Capture involves Anthropic API calls for memory extraction, entity extraction, and fact extraction. The LLM call dominates the latency.

| Component | P50 estimate | P99 estimate | Notes | |---|---|---|---| | Claude Haiku memory extraction | 400–800 ms | 1.5–3 s | Anthropic API; varies with input length | | Claude Haiku entity extraction | 200–400 ms | 800 ms–1.5 s | Separate call; smaller prompt | | Claude Haiku fact extraction | 200–400 ms | 800 ms–1.5 s | Separate call; smaller prompt | | Embedding extracted memories | 15–30 ms each | 80–150 ms each | One call per extracted memory | | Dedup check (Memgraph) | 3–8 ms per memory | 20 ms per memory | Vector search | | Upsert (Memgraph) | 2–5 ms per memory | 15 ms per memory | Bolt write | | Total capture (2–3 memories extracted) | 900 ms – 2 s | 4–7 s | |

Capture runs in the post-turn hook so it does not block the user from seeing Claude's response.

Embedding Throughput#

For bulk indexing (cortex index), the bottleneck is Ollama embedding throughput.

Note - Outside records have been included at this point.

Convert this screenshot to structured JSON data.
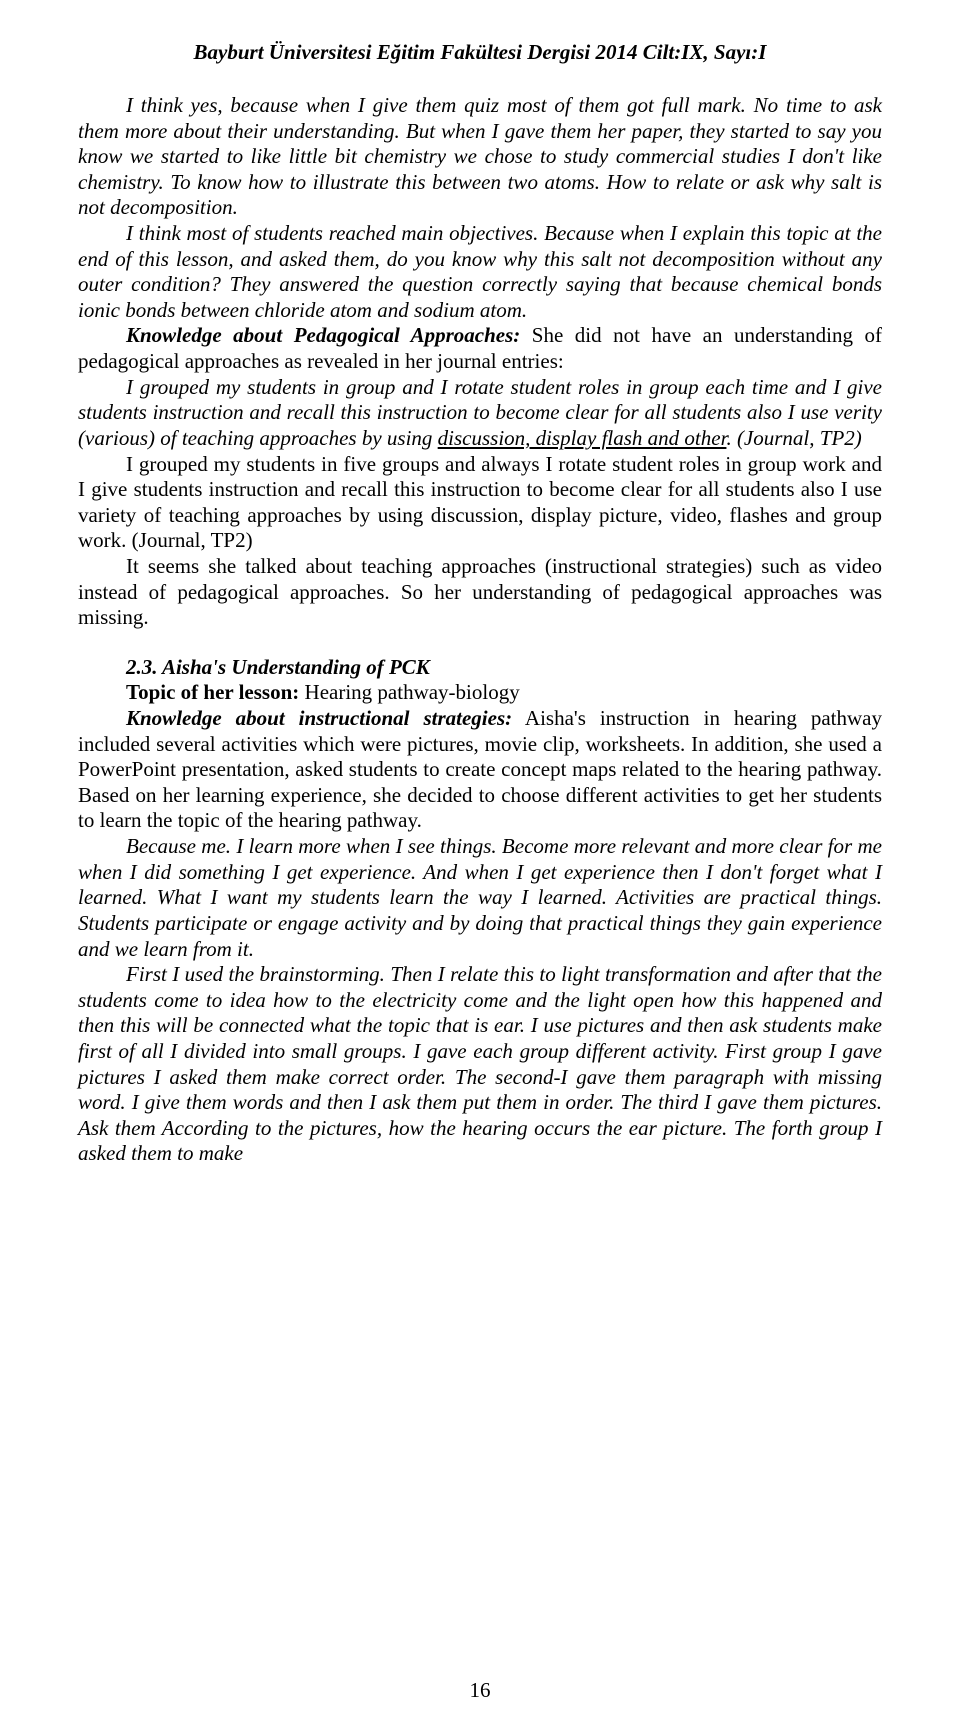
{
  "typography": {
    "font_family": "Times New Roman",
    "base_fontsize_pt": 16,
    "line_height": 1.22,
    "text_color": "#000000",
    "background_color": "#ffffff"
  },
  "header": "Bayburt Üniversitesi Eğitim Fakültesi Dergisi 2014 Cilt:IX, Sayı:I",
  "p1": "I think yes, because when I give them quiz most of them got full mark. No time to ask them more about their understanding. But when I gave them her paper, they started to say you know we started to like little bit chemistry we chose to study commercial studies I don't like chemistry. To know how to illustrate this between two atoms. How to relate or ask why salt is not decomposition.",
  "p2": "I think most of students reached main objectives. Because when I explain this topic at the end of this lesson, and asked them, do you know why this salt not decomposition without any outer condition? They answered the question correctly saying that because chemical bonds ionic bonds between chloride atom and sodium atom.",
  "p3_lead": "Knowledge about Pedagogical Approaches:",
  "p3_rest": " She did not have an understanding of pedagogical approaches as revealed in her journal entries:",
  "p4_a": "I grouped my students in group and I rotate student roles in group each time and I give students instruction and recall this instruction to become clear for all students also I use verity (various) of teaching approaches by using ",
  "p4_u": "discussion, display flash and other",
  "p4_b": ". (Journal, TP2)",
  "p5": "I grouped my students in five groups and always I rotate student roles in group work and I give students instruction and recall this instruction to become clear for all students also I use variety of teaching approaches by using discussion, display picture, video, flashes and group work. (Journal, TP2)",
  "p6": "It seems she talked about teaching approaches (instructional strategies) such as  video instead of pedagogical approaches. So her understanding of pedagogical approaches was missing.",
  "sec_heading": "2.3. Aisha's Understanding of PCK",
  "topic_label": "Topic of her lesson: ",
  "topic_value": "Hearing pathway-biology",
  "p7_lead": "Knowledge about instructional strategies:",
  "p7_rest": " Aisha's instruction in hearing pathway included several activities which were pictures, movie clip, worksheets. In addition, she used a PowerPoint presentation, asked students to create concept maps related to the hearing pathway. Based on her learning experience, she decided to choose different activities to get her students to learn the topic of the hearing pathway.",
  "p8": "Because me. I learn more when I see things. Become more relevant and more clear for me when I did something I get experience. And when I get experience then I don't forget what I learned. What I want my students learn the way I learned. Activities are practical things. Students participate or engage activity and by doing that practical things they gain experience and we learn from it.",
  "p9": "First I used the brainstorming. Then I relate this to light transformation and after that the students come to idea how to the electricity come and the light open how this happened and then this will be connected what the topic that is ear. I use pictures and then ask students make first of all I divided into small groups. I gave each group different activity. First group I gave pictures I asked them make correct order. The second-I gave them paragraph with missing word. I give them words and then I ask them put them in order. The third I gave them pictures. Ask them According to the pictures, how the hearing occurs the ear picture. The forth group I asked them to make",
  "page_number": "16"
}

| Scenario | Throughput | |---|---| | Ollama on CPU (4-core) | ~20–40 chunks/second | | Ollama on CPU (8-core) | ~40–80 chunks/second | | Ollama on GPU (consumer) | ~200–500 chunks/second |

A memory directory with 100 markdown files and ~2000 chunks would take:

CPU (4-core): ~50–100 seconds
GPU: ~5–10 seconds

Dedup Performance#

Deduplication uses cosine similarity at a threshold of 0.92.

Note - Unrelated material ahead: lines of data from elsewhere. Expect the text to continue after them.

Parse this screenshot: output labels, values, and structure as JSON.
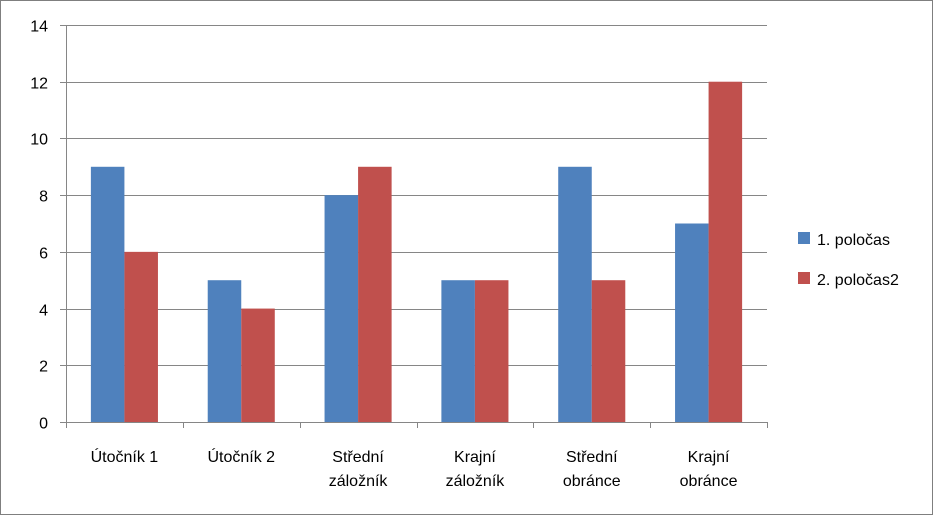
{
  "chart_data": {
    "type": "bar",
    "categories": [
      [
        "Útočník 1"
      ],
      [
        "Útočník 2"
      ],
      [
        "Střední",
        "záložník"
      ],
      [
        "Krajní",
        "záložník"
      ],
      [
        "Střední",
        "obránce"
      ],
      [
        "Krajní",
        "obránce"
      ]
    ],
    "series": [
      {
        "name": "1. poločas",
        "color": "#4f81bd",
        "values": [
          9,
          5,
          8,
          5,
          9,
          7
        ]
      },
      {
        "name": "2. poločas2",
        "color": "#c0504d",
        "values": [
          6,
          4,
          9,
          5,
          5,
          12
        ]
      }
    ],
    "ylim": [
      0,
      14
    ],
    "yticks": [
      0,
      2,
      4,
      6,
      8,
      10,
      12,
      14
    ],
    "grid": true,
    "legend_position": "right"
  }
}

| Collection size | FindDuplicates latency (P50) | |---|---| | 1k memories | <3 ms | | 10k memories | 4–8 ms | | 100k memories | 10–20 ms |

False positive rate at 0.92 threshold is low for distinct memories. Near-paraphrases of the same concept will typically exceed the threshold and be correctly deduplicated.

Memory Store Size#

Approximate storage per memory (Memgraph in-memory + snapshot):

| Component | Size | |---|---| | Vector (768 float32 dimensions) | 3 KB | | Memory node + payload (metadata) | 0.5–2 KB | | Entity nodes + relationship edges (avg per memory) | 1–3 KB | | Total per memory | ~5–8 KB |

| Collection size | Approximate memory usage | |---|---| | 1k memories | ~8 MB | | 10k memories | ~80 MB | | 100k memories | ~800 MB | | 1M memories | ~8 GB |

Memgraph stores the full graph in RAM for fast access. For large collections, use Memgraph's on-disk storage mode to reduce RAM requirements.

What Affects Throughput#

Increases throughput:

Running Ollama with GPU acceleration
Co-locating all services (Memgraph + Ollama + cortex on same machine)
Batching index operations rather than calling store one at a time
Tuning Memgraph's vector index parameters for better recall at scale

Decreases throughput:

Remote Memgraph or Ollama over WAN
Very long memory content (>1000 tokens per memory)
High dedup_threshold causing more candidate comparisons
High entity fanout graphs (many relationships per entity)
Enabling --summarize in cortex index (adds one Haiku call per section)

Hook Overhead#

The pre-turn hook adds ~25–50 ms (P50) to each conversation turn when all services are local. This is imperceptible in interactive use.

The post-turn hook runs asynchronously in the hook pipeline and does not block Claude's response delivery to the user.

Reliability#

Both hooks exit with code 0 even on failure, so service downtime does not break Claude. When Memgraph or Ollama is unavailable:

Pre-turn hook: returns empty context in <1 ms (immediate fallback)
Post-turn hook: logs a warning and returns {"stored": false} in <1 ms

Normal hook operation (all services healthy) never times out before 30 seconds, at which point the hook returns a graceful fallback.